Certes les missions des établissements de santé (L6111-1 à L6111-7 du code de la Santé Publique) comprennent la sécurité du patient mais il s’agit là de protéger le patient contre les risques associés aux soins, et contre les mauvais soins. Et les hôpitaux, souvent en manque de moyens, sont loin d’être infaillibles déjà sur ce plan.  Un exemple en est la condamnation récente (23 juillet 2025) du Groupe Hospitalier Public du Sud de l’Oise (GHPSO) pour homicide involontaire sur la personne d’un nourrisson, Liiam, mal pris en charge pour ses soins.

Dans le cas de Zayneb, ce ne sont pas des soins mal exécutés qui l’ont mise en danger, mais l’acte d’un visiteur. Alors que les hôpitaux (depuis les attentats) se mobilisent de plus en plus, avec les moyens du bord, contre l’intrusion de tiers malveillants, ici ce n’est pas un intrus ni un terroriste, mais un visiteur âgé de 6 ans, autorisé sous la surveillance de ses parents, qui a involontairement causé le décès d’un bébé.
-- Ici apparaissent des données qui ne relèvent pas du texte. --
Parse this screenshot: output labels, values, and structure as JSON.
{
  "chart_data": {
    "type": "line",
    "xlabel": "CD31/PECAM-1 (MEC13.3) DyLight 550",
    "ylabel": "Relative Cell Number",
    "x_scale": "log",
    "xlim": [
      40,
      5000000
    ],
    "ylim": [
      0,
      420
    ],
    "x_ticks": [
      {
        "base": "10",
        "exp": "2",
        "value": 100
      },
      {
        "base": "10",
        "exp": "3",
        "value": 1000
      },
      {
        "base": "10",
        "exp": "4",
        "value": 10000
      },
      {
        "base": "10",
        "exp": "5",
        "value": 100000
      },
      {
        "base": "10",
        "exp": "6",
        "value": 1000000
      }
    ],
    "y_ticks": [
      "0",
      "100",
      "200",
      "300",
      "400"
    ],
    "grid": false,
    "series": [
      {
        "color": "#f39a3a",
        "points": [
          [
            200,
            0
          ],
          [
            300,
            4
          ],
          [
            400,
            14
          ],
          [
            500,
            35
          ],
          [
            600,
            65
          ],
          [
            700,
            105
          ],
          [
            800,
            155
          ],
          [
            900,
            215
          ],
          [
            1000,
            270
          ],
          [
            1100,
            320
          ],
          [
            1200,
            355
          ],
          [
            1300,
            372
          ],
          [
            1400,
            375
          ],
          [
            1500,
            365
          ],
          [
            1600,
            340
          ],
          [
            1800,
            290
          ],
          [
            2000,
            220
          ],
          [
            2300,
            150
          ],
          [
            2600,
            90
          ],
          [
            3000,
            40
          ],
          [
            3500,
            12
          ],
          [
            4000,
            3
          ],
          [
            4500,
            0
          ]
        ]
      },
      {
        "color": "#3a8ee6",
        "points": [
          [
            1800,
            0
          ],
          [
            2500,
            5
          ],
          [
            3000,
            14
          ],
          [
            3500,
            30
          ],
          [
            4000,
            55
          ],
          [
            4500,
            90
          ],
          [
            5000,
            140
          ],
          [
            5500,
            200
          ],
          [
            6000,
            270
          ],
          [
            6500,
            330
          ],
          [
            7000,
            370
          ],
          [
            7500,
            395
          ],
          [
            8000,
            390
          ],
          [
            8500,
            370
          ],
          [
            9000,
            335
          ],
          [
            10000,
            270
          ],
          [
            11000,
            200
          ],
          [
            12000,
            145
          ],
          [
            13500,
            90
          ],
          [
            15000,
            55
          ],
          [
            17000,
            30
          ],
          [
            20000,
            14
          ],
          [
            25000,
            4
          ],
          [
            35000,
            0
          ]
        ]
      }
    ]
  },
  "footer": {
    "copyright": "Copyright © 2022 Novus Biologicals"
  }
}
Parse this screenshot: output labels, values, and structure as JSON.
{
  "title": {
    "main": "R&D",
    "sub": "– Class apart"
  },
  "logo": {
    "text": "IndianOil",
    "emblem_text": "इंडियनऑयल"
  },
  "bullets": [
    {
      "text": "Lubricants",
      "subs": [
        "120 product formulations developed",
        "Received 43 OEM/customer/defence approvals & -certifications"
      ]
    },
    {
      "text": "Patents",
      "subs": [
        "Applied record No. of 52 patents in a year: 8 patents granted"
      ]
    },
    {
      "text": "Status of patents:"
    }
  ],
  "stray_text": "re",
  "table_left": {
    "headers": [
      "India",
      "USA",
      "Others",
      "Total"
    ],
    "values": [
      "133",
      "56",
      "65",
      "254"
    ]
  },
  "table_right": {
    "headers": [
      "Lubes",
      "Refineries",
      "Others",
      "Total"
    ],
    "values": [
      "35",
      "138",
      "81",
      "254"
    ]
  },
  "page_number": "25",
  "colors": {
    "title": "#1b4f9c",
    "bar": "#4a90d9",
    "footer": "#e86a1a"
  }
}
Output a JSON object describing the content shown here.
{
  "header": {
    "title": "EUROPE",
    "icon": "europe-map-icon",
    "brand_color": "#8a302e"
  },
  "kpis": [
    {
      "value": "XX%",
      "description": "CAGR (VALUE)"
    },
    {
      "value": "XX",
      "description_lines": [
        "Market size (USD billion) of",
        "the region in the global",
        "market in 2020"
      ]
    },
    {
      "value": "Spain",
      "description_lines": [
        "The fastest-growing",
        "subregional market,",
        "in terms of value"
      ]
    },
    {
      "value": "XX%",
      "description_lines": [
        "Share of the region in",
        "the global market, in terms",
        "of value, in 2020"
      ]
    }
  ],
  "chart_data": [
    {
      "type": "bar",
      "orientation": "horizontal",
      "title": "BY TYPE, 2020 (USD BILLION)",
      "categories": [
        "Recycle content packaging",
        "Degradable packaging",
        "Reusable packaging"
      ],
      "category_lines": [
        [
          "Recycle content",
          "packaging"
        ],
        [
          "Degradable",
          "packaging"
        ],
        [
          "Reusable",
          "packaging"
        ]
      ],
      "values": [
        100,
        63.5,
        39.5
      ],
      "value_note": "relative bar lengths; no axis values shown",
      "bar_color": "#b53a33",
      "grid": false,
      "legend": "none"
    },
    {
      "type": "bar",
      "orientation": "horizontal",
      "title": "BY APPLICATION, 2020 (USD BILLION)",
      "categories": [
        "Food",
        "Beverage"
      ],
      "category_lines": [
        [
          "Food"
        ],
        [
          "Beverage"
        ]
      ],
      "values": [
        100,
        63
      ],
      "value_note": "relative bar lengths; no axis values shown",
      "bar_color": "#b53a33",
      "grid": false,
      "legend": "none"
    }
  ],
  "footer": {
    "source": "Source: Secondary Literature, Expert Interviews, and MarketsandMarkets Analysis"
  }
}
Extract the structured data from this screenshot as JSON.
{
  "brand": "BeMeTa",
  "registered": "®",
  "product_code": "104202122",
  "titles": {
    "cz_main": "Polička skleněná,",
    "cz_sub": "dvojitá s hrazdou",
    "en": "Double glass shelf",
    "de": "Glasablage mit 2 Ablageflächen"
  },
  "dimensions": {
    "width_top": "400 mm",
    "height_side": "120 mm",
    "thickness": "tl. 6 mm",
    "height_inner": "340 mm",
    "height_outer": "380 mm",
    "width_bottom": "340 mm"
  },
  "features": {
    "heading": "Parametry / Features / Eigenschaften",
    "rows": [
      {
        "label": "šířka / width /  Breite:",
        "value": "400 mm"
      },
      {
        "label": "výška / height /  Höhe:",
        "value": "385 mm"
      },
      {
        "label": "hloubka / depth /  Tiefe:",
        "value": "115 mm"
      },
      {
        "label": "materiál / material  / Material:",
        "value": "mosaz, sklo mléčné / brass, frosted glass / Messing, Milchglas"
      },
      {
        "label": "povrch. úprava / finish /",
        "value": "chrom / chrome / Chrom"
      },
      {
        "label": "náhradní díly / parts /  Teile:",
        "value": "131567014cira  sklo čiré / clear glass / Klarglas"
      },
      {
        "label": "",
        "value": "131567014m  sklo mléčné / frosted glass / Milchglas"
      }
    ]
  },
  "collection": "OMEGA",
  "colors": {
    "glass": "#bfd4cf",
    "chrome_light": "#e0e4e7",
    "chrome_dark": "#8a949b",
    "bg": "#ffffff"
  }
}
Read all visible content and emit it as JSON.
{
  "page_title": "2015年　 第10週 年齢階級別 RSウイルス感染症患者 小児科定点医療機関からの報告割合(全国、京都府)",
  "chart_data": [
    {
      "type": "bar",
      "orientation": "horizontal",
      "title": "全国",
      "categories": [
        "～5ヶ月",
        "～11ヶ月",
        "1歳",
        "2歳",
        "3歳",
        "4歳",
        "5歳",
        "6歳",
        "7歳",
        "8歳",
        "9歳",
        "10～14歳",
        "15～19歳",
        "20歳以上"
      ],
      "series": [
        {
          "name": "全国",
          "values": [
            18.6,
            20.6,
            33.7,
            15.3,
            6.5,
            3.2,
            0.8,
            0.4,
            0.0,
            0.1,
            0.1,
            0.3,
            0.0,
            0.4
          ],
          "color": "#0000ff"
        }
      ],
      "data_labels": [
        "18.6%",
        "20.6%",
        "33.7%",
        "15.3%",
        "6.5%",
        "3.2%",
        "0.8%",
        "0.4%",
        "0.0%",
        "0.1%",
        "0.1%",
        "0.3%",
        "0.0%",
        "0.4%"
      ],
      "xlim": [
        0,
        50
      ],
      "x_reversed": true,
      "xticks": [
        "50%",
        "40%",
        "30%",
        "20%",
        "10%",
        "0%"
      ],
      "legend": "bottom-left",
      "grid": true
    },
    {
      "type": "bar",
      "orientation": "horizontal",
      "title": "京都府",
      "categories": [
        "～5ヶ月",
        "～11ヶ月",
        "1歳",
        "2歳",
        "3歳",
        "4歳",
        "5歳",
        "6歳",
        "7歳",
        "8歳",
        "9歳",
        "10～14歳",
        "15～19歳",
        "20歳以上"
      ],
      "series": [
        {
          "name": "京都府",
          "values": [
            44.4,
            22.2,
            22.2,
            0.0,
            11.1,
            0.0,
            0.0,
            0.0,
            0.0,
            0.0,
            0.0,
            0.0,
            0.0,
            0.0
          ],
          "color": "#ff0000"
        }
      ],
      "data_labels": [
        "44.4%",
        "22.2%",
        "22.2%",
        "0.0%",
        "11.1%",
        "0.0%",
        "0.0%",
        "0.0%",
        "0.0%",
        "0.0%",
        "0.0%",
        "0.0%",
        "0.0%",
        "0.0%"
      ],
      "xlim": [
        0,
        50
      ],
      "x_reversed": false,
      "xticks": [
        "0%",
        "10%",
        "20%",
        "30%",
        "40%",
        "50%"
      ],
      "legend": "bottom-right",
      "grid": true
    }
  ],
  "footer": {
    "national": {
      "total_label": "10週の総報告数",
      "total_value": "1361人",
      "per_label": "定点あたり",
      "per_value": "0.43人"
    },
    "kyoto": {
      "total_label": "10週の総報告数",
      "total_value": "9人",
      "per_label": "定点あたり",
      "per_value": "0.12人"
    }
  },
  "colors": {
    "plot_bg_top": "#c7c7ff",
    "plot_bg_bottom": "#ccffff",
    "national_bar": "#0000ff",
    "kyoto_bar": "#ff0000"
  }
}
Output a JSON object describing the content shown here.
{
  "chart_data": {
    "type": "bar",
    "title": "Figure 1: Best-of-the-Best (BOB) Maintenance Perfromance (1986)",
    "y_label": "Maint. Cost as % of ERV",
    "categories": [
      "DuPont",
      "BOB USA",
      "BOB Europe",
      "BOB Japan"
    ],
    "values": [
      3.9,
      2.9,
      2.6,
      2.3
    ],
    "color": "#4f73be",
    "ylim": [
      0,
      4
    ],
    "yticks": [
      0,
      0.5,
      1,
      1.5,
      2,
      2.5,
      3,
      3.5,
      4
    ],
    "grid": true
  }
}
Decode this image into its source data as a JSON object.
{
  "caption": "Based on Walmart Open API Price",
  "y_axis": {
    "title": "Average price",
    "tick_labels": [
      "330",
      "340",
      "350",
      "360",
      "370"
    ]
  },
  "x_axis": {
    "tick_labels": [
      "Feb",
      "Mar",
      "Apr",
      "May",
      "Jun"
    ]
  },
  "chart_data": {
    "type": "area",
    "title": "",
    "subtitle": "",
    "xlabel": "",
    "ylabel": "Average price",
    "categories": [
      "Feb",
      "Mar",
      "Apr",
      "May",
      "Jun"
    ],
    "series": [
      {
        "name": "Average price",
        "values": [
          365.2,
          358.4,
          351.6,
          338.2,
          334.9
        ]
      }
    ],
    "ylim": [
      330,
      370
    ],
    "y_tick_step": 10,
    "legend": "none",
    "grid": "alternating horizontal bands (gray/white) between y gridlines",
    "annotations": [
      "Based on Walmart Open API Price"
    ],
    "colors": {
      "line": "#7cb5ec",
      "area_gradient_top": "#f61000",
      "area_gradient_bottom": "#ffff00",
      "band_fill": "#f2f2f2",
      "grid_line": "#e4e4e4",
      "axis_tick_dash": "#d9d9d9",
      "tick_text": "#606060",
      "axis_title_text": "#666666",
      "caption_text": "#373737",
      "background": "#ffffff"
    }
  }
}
L’émotion suscitée par ce drame incite à accuser l’hôpital. Mais la surveillance qui aurait dû être exercée n’est-elle pas avant tout celle de ce petit garçon de 6 ans ? Incombait-elle réellement à l’hôpital ?  Quelle sera la vie de cet enfant quand il sera en âge de comprendre ce qui est arrivé ? Et surtout quelles sont réellement les chances de succès d’une action contre un l’hôpital qui semble dépourvu de moyens au point de reporter sa modernisation à… 2030 ?

Conclusion

A l’heure où vient d’être publiée la loi ATTAL 2025-568 du 23 juin 2025 qui renforce la responsabilité des parents, la question mérite d’être posée dans un cas comme celui-ci.

Car il n’est pas nécessaire de chercher si des parents sont en « défaut de surveillance ». Ils sont tout simplement responsables de plein droit des actes de leurs enfants mineurs, sauf quand ceux-ci sont « placés » en foyer ou en famille par une décision administrative. Cette responsabilité trouve sa source dans une sorte de faute présumée :  l’idée que les parents doivent éduquer les enfants et veiller sur leur comportement en toute circonstance.

Et elle vient, comme par un fait exprès, d’être renforcée par la loi toute récente.